[ad_1]
La perdita di sangue dal naso, detta “epistassi”, è un evento piuttosto frequente che può essere dovuto a molteplici cause, solitamente non gravi. Anche se nella maggior parte dei casi questo episodio non deve destare particolare preoccupazione e tende a risolversi autonomamente seguendo le indicazioni che vedremo, ci sono circostanze in cui invece è necessario rivolgersi al pronto soccorso o consultare un medico.
In questo articolo cercheremo di capire cosa può provocare un’epistassi, sia negli adulti che nei bambini, quando è il caso di preoccuparsi, come intervenire e soprattutto quali errori non fare nel tentativo di fermare l’emorragia.

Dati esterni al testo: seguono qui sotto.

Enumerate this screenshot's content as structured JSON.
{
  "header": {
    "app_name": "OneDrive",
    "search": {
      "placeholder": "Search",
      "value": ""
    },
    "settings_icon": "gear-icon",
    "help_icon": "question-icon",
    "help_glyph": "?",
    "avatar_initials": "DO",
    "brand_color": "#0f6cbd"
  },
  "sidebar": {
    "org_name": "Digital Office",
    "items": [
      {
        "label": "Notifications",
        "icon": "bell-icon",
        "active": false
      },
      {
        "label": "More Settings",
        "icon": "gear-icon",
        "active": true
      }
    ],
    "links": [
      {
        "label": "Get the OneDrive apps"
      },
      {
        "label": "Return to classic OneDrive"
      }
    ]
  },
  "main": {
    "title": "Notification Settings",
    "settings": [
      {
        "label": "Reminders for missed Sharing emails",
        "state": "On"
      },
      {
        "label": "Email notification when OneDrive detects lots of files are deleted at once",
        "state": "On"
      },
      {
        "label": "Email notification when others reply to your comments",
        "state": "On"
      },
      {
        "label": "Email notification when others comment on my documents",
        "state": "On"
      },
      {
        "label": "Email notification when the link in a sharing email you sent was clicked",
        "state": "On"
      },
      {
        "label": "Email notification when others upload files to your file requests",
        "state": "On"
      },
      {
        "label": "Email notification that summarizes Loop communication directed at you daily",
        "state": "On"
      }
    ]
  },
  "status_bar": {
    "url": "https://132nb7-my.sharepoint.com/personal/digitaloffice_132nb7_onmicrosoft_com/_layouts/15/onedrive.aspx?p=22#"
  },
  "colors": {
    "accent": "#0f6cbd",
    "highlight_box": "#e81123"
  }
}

Con il termine “epistassi”, come abbiamo detto, ci si riferisce alla perdita di sangue dal naso. Questa può essere più o meno intensa a seconda della situazione, e riguardare la parte anteriore o posteriore del naso: in base alla zona in cui si verifica l’emorraggia, infatti, si distinguono l’epistassi anteriore, che riguarda la maggioranza dei casi e che di solito è più semplice da gestire, e l’epistassi posteriore, che avviene più in profondità, all’interno del naso. Quest’ultima è meno frequente della prima, ma l’emorragia può essere più consistente facendo defluire il sangue attraverso la gola. L’epistassi posteriore, di solito, richiede un intervento medico.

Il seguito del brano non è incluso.